During his storied Pitt career, Woodruff collected three straight NCAA titles in the outdoor 800m run from 1937-39 as he is the lone three-time NCAA outdoor champion in program history. Woodruff’s decorated legacy also includes gold medals at the historic Penn Relays.

Woodruff was the first Pitt athlete to earn Olympic gold and did so at the famed 1936 Berlin Summer Olympics. At those ‘36 Games, he was the first of four African Americans to win a gold medal in track and field. Woodruff claimed his gold medal in the 800-meter run, winning a race that is considered one of the most dramatic in Olympic history.

JOHN WOODRUFF visited Pitt in October 2006 to be honored during Homecoming events, including the African American Alumni Council’s Awards Night. From left, AAAC President Linda Wharton Boyd; John Woodruff; Roger Kingdom, gold medalist in the 1984 and 1988 Olympic Games; and Pitt Chancellor Mark A. Nordenberg. (Photo courtesy Pitt Chronicle)

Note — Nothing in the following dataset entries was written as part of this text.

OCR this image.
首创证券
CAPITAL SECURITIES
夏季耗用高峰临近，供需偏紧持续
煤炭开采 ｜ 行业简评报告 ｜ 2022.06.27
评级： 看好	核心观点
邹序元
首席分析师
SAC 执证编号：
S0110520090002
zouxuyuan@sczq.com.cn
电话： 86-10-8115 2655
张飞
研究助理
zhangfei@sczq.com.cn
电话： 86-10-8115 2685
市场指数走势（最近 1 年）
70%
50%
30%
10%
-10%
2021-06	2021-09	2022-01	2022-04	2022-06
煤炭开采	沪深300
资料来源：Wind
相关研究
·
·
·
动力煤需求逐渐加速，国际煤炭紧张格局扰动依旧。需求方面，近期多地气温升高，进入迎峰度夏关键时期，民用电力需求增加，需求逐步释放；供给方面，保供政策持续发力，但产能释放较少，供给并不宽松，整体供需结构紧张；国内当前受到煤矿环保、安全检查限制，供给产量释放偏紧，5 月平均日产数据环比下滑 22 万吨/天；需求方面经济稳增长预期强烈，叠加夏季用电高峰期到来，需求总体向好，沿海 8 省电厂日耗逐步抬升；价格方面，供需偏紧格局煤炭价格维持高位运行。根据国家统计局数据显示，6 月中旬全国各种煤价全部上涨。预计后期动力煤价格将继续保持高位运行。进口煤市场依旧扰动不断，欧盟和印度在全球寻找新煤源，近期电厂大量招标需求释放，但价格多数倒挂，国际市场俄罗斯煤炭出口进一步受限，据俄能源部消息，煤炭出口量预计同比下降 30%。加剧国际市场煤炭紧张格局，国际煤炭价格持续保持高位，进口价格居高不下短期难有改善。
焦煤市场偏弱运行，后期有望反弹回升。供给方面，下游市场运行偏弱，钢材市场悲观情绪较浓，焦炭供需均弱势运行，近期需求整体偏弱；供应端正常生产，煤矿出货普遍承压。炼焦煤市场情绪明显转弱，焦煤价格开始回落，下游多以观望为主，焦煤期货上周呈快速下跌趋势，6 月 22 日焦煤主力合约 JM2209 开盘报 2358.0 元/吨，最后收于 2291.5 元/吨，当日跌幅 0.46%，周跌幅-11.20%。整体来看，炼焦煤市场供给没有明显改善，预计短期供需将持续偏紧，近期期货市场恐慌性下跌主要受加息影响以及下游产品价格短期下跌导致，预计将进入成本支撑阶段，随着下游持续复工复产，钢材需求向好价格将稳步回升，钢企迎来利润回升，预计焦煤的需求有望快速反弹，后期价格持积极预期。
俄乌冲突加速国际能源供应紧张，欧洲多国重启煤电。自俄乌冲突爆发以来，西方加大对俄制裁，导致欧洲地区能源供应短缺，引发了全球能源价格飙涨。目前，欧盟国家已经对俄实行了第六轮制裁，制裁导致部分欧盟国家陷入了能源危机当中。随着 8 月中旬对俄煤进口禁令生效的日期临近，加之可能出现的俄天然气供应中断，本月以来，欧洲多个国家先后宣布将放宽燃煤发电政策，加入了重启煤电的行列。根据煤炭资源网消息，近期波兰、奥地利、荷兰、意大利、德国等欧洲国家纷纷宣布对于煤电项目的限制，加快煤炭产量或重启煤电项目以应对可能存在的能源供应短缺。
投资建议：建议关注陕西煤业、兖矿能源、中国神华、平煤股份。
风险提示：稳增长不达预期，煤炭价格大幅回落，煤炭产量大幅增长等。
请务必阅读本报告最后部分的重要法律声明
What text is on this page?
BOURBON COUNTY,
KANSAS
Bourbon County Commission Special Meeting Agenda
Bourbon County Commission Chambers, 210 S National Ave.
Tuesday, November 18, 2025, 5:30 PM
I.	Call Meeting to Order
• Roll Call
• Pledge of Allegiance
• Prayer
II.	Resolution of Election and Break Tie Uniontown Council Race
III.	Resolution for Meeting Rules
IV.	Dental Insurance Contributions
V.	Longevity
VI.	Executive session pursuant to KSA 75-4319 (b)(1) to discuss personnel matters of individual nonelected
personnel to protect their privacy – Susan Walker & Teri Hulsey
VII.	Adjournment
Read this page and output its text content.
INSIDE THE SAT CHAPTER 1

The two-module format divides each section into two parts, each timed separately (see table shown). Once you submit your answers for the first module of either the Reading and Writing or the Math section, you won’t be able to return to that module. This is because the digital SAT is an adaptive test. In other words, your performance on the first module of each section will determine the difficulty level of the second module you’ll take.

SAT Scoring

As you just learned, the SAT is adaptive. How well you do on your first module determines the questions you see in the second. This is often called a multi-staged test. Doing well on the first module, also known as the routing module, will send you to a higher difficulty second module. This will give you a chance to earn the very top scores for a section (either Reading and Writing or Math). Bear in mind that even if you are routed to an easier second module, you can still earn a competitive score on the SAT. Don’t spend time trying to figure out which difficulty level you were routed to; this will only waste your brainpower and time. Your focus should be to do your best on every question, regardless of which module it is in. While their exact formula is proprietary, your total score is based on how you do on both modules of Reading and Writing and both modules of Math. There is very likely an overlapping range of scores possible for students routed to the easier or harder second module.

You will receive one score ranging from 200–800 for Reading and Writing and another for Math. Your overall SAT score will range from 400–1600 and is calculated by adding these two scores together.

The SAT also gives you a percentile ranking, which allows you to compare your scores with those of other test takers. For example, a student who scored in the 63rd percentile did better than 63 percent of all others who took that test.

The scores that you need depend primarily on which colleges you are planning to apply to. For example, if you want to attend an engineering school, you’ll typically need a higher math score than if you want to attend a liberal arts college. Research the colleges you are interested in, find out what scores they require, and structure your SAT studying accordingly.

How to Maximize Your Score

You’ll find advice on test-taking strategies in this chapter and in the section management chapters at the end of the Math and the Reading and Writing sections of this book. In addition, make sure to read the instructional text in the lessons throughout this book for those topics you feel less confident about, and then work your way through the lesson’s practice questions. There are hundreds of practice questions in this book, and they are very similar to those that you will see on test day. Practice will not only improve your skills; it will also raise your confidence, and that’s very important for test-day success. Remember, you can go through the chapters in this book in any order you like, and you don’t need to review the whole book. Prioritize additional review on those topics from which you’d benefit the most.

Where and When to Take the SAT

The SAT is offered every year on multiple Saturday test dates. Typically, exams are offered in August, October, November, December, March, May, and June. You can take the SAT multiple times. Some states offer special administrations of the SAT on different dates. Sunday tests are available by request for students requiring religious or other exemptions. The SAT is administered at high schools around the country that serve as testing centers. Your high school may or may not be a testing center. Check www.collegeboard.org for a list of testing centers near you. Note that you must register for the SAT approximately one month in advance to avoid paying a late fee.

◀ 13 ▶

The first class of inductees – 30 chosen solely on their accomplishments while a collegiate athlete – displays excellence in collegiate track & field and cross country at its very best. Combined they have compiled 205 national collegiate individual titles, 99 world records and 19 Olympic gold medals.

Eligibility for induction this year was limited to men who had completed their collegiate eligibility prior to 2000 and women prior to 2010.

Woodruff, for all of the accomplishments he had on the track, is forever linked to a decision made by the University of Pittsburgh in 1937. As told by the Pittsburgh Post-Gazette’s Paul Zeise in a 2007 obituary for Woodruff: “Pitt was scheduled to compete in a multi-team meet at Annapolis, Md., in 1937, but the track coach from the Naval Academy told both Pitt and New York University that their African-Americans were not welcome because there were no accommodations available for Blacks at the school. New York University pulled its team out of the meet, but Pitt coach Carl Olson made the decision to go to the meet and compete without Mr. Woodruff. According to Pitt Emeritus Trustee Herbert Douglas, who was a bronze medalist in the long jump at the 1948 Olympics and a longtime friend of Mr. Woodruff, this snub by the Pitt track team troubled Mr. Woodruff for a long time.”

Woodruff received a formal apology from the university — some 70 years later. Former Chancellor Mark Nordenberg issued the apology to Woodruff during a Pitt football homecoming weekend in 2006.

Woodruff, born in 1915 in Connellsville, Pa., and died in 2007 at age 92, had a connection to the Pittsburgh Courier. When Woodruff was a freshman at Pitt, he had said he “got a room at the YMCA in the Hill District and a job helping to clean Pitt Stadium and the basketball gym after games,” according to the Pitt Chronicle. The Pitt Chronicle later said that “financial assistance from Pitt track coach Carl Olson and from Robert L. Vann, editor and publisher of the Pittsburgh Courier, the leading African American newspaper of the day, helped Woodruff pay his living expenses during his freshman year at Pitt and, subsequently, in Berlin during the Olympic Games.”

Woodruff earned a bachelor’s degree in sociology from Pitt in 1939 then earned a master’s degree at New York University in 1941.